CUBA NEWS
January 19, 2003

FROM CUBA
Limitations on Internet access for Cubans to become more stringent

HAVANA, January 14 (www.cubanet.org) - Cubans not authorized by the government to use the Internet who log on through their phones now run the risk of losing their phone service, under new measures taken by the government.

Cubans first learned the news from abroad, before the government-controlled media carried anything about it. The general population has never had access to the web, but the few "illegal users" are worried.

For dozens of years, new telephone service has only been available for government or Communist party officials, or for others whose duties justified having it. Foreigners paying in hard currency have also always been able to get a service installation. The same rules apply to Internet service.

The Cuban telephone company ETECSA recently started broadening the domestic telephone net. Customers whose work requires a telephone are given priority for new service, such as public health, education and military personnel, but the final determination is made by a committee that evaluates the merits of the prospective customer, and if he or she "doesn't participate in government-sponsored political activities, there is no phone."

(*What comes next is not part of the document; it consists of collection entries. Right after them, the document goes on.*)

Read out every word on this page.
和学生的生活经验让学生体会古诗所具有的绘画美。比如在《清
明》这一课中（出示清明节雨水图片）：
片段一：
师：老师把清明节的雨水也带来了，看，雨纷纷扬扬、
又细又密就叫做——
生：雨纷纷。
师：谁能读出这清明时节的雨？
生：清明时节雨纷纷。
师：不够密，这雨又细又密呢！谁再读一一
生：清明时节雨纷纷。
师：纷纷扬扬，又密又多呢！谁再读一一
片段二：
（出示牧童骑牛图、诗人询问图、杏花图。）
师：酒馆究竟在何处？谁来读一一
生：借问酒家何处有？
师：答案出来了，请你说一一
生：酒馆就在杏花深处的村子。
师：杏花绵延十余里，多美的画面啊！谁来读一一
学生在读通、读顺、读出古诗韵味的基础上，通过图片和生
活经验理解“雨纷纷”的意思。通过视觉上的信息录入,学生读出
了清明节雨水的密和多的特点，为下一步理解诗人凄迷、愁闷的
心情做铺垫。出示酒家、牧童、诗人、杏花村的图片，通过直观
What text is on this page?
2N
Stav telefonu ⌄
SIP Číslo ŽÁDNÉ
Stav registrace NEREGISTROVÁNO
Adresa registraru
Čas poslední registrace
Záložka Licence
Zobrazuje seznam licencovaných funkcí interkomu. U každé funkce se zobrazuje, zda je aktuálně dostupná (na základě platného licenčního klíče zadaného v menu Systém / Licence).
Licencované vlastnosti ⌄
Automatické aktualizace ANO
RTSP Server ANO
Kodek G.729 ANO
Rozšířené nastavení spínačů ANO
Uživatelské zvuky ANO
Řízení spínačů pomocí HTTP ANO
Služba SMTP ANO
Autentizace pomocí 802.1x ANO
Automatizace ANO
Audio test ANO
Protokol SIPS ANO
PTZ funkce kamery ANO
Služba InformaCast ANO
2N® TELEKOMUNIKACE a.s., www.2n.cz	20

Generally, this is the same committee that decides who will or will not be granted the right to buy one of the Panda-brand TVs. These are 20-inch color sets imported from China and assembled in Cuba that sell for 4,000 pesos, or about 16 months' wages at the average salary. The committees have been called by people the "discord committees" as they promote strife among neighbors competing for the right to buy the TVs.

Despite that access to the Internet has been very limited, some are worried about the new measures. A housewife laments that her daughter will no longer be able to get her horoscope from the CubaSí portal. Another, not quite sure what the Internet is, was alarmed this morning because her son, who worked at a foreign company, had been able to buy a computer and had connected it to the Internet.

The son eventually married a Mexican and left the country, but the woman is afraid that "they will find out that Fermincito had Internet and they will want to take out my phone that I've had since 1954."

Such is life in Cuba, the only thing that isn't rationed is fear.

For the first time in the queue to pay for telephone service, there was no talk about food rationing. Instead everyone talked about the rationing of communications and information.